Tomato and Coconut Soup with Fish Dumplings
A comforting soup that warms the heart and belly. This nourishing soup is a complete meal in a bowl.
3 T peanut oil
5 cloves garlic, finely chopped
3 T ginger, finely grated or chopped
1 onion, finely chopped
1 cinnamon quill
1 tsp ground turmeric
2 mild red chillies, finely sliced
1 tsp natural sugar, or honey
400 g tin tomatoes, pureed or mashed
400 ml coconut cream
1 c cooked long grain rice
3 T lime juice
Small handful coriander (cilantro) leaves to garnish
400 g white fleshed fish
1 egg white
1 tsp cumin seeds
1 tsp finely chopped ginger
½ c coriander (cilantro) leaves and stalks
½ tsp salt
1) Put all the dumpling ingredients in the food processor and whiz until smooth.

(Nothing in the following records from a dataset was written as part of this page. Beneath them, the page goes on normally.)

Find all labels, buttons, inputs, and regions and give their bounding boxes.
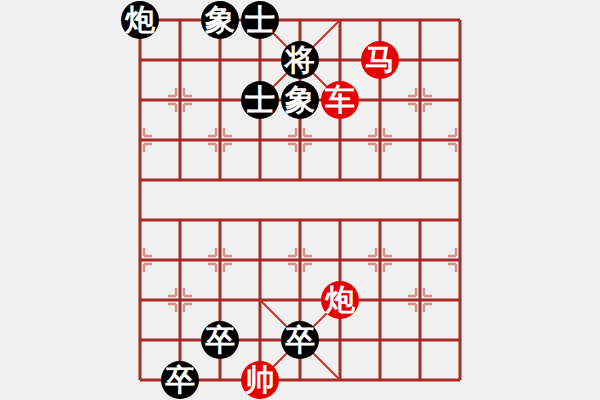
piece-black-cannon[interactable]: 炮 bbox=[121, 1, 159, 39]
piece-red-chariot[interactable]: 车 bbox=[321, 81, 359, 119]
piece-red-cannon[interactable]: 炮 bbox=[321, 281, 359, 319]
piece-red-general[interactable]: 帅 bbox=[241, 361, 279, 399]
piece-black-advisor[interactable]: 士 bbox=[241, 81, 279, 119]
piece-black-elephant[interactable]: 象 bbox=[201, 1, 239, 39]
piece-red-horse[interactable]: 马 bbox=[361, 41, 399, 79]
piece-black-soldier[interactable]: 卒 bbox=[161, 361, 199, 399]
piece-black-soldier[interactable]: 卒 bbox=[201, 321, 239, 359]
xiangqi-board: 炮象士将马士象车炮卒卒卒帅 bbox=[0, 0, 600, 400]
pieces-layer: 炮象士将马士象车炮卒卒卒帅 bbox=[0, 0, 600, 400]
piece-black-advisor[interactable]: 士 bbox=[241, 1, 279, 39]
piece-black-general[interactable]: 将 bbox=[281, 41, 319, 79]
piece-black-soldier[interactable]: 卒 bbox=[281, 321, 319, 359]
piece-black-elephant[interactable]: 象 bbox=[281, 81, 319, 119]
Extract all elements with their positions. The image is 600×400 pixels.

Set aside.
2) Now make the soup. Heat oil on low heat and gently sauté the ingredients up to and including sugar until soft.
3) Add tomato, coconut cream and rice. Bring to a boil.
5) Add tablespoon sized spoonfuls of dumpling mix and simmer for five minutes until dumplings are just cooked.
6) Add lime juice and season to taste with sea salt. Serve in individual bowls, garnished with coriander.